Still, Israel’s strategy all along is to encourage the belief in the Iranians that Israel will launch air-strikes once Iran’s nuclear progress crosses some undefined red line — well, less undefined than flexible; Iran has crossed every previous red line set by the Israelis and the U.S. in respect of acquiring nuclear technologies. So the latest round of chatter could be nothing more than the by-now quotidian Israeli saber rattling designed to make Iran believe that it faces imminent military action. Israeli observers have argued that because winter weather makes such complex air strikes more difficult, Israel has a two-month window of opportunity to launch an assault on Iran’s nuclear facility.

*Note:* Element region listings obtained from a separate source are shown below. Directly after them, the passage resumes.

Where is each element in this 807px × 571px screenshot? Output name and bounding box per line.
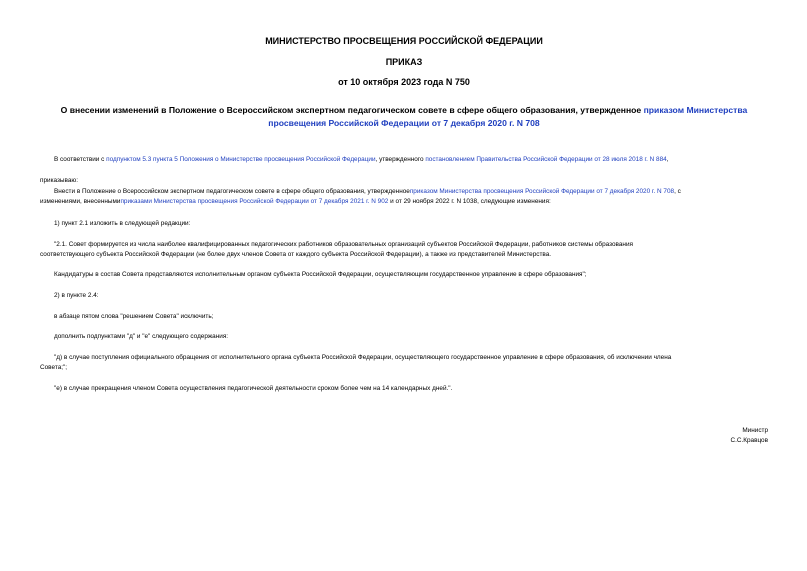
basis-text-2: , утвержденного [375,156,424,163]
paragraph-item-1: 1) пункт 2.1 изложить в следующей редакции: [54,220,191,227]
paragraph-add-subitems: дополнить подпунктами "д" и "е" следующего содержания: [54,333,229,340]
basis-link-regulation[interactable]: подпунктом 5.3 пункта 5 Положения о Министерстве просвещения Российской Федерации [106,156,376,163]
paragraph-item-2: 2) в пункте 2.4: [54,292,99,299]
paragraph-basis [40,155,768,165]
title-link-order-cont[interactable]: просвещения Российской Федерации от 7 декабря 2020 г. N 708 [268,117,540,128]
title-text: О внесении изменений в Положение о Всероссийском экспертном педагогическом совете в сфере общего образования, утвержденное [60,105,642,115]
amend-text-3: изменениями, внесенными [40,198,121,205]
ministry-heading: МИНИСТЕРСТВО ПРОСВЕЩЕНИЯ РОССИЙСКОЙ ФЕДЕРАЦИИ [265,36,543,46]
document-title [40,104,768,129]
title-link-order[interactable]: приказом Министерства [643,105,748,115]
paragraph-subitem-d [40,353,768,373]
amend-text-1: Внести в Положение о Всероссийском экспертном педагогическом совете в сфере общего образования, утвержденное [54,188,410,195]
basis-text-3: , [666,156,669,163]
document-page [40,0,768,571]
signature-position: Министр [742,427,768,434]
amend-text-4: и от 29 ноября 2022 г. N 1038, следующие изменения: [390,198,551,205]
amend-text-2: , с [674,188,681,195]
paragraph-order-word: приказываю: [40,177,78,184]
signature-name: С.С.Кравцов [730,437,768,444]
subitem-d-line-1: "д) в случае поступления официального обращения от исполнительного органа субъекта Российской Федерации, осуществляющего государственное управление в сфере образования, об исключении члена [54,354,672,361]
basis-text-1: В соответствии с [54,156,105,163]
new-2-1-line-2: соответствующего субъекта Российской Федерации (не более двух членов Совета от каждого субъекта Российской Федерации), а также из представителей Министерства. [40,251,552,258]
subitem-d-line-2: Совета;"; [40,364,68,371]
paragraph-exclude-words: в абзаце пятом слова "решением Совета" исключить; [54,313,214,320]
doc-type-heading: ПРИКАЗ [385,57,423,67]
amend-link-order-708[interactable]: приказом Министерства просвещения Российской Федерации от 7 декабря 2020 г. N 708 [409,188,675,195]
new-2-1-line-1: "2.1. Совет формируется из числа наиболее квалифицированных педагогических работников образовательных организаций субъектов Российской Федерации, работников системы образования [54,241,633,248]
paragraph-subitem-e: "е) в случае прекращения членом Совета осуществления педагогической деятельности сроком более чем на 14 календарных дней.". [54,385,453,392]
paragraph-candidates: Кандидатуры в состав Совета представляются исполнительным органом субъекта Российской Федерации, осуществляющим государственное управление в сфере образования"; [54,271,587,278]
paragraph-new-2-1 [40,240,768,260]
basis-link-decree[interactable]: постановлением Правительства Российской Федерации от 28 июля 2018 г. N 884 [425,156,667,163]
date-number-heading: от 10 октября 2023 года N 750 [338,77,470,87]
paragraph-amend [40,187,768,207]
amend-link-order-902[interactable]: приказами Министерства просвещения Российской Федерации от 7 декабря 2021 г. N 902 [120,198,389,205]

And some in Israel make the case that President Barack Obama’s political vulnerability, and his concern to avoid being seen to be clashing with the Israeli leadership, make this an optimal moment to present Washington with a fait accompli by bombing Iran, on the assumption that the U.S. would have no choice but to back Israel up in the aftermath.

But the pressures Obama might face in the political system would likely be counterbalanced by those from the U.S. military, whose leaders have long made clear their belief that an Israeli military strike on Iran would have disastrous consequences both for Israel and for U.S. forces throughout the Middle East. Also, Netanyahu is more cautious than many in Israel’s political establishment when it comes to starting wars. And he’ll also know that initiating hostilities with Iran could fatally weaken Washington’s ability to shield Israel from international isolation on a scale suffered by the South African government during the apartheid era — which, of course, is what the Palestinian leadership is pressing for, in order to create leverage to force Israeli to agree to withdraw from the territories it captured in 1967.

So we may as easily be looking at another round of posturing without serious intent, based on the idea that the Iranians need to believe that Israel is poised to start a war to stop Iran acquiring the capacity to build nuclear weapons, in order to deter its nuclear activities (although there’s no evidence that this approach has worked over the past five years). But Netanyahu’s claims of Iran representing an intolerable threat will have been helped by Supreme Leader Ayatullah Ali Khamenei’s comments last weekend rejecting the Palestinians bid for U.N. recognition of a state based on the 1967 lines, calling Israel a “cancerous tumor” that could not be allowed to survive in the Middle East. Indeed, as Iranian scholar Trita Parsi, who has studied the Iran-U.S.-Israel relationship over decaes, wrote last weekend, the dangerous escalation of rhetoric amid the absence of communication channels between the U.S. and an increasingly isolated, embattled and skittish Iran raise the danger of an unintended lurch into tragedy. He warns of declining American influence creating a vacuum that a number of competing forces are jockeying to fill, and that the decision-making of key players is increasingly shaped by domestic politics rather than strategic calculation. Parsi writes:

This near-collapse of statecraft is clearly visible in Israel. The government of Prime Minister Benjamin Netanyahu has chosen to limit its foreign policy maneuverability to whatever its fragile governing coalition can endure. Disproportionate foreign policy risks are accepted in order to prolong the life span of the coalition at the expense of Israel’s long-term interest…

“In Iran, political cannibalism within the Iranian elite has reached new heights. While this has not necessarily given birth to a new Iranian adventurism (beyond the harsh rhetoric), it has paralyzed the state and weakened its ability to maneuver in a changing strategic environment. This is particularly the case when it comes to crucial issues such as its relations with the United States…

“This paralysis is all the more dangerous in an environment in which the parties aren’t on talking terms. This has led to a collapse of statecraft and an increase in bluster that could prove quite dangerous. One small spark could cause a conflagration.”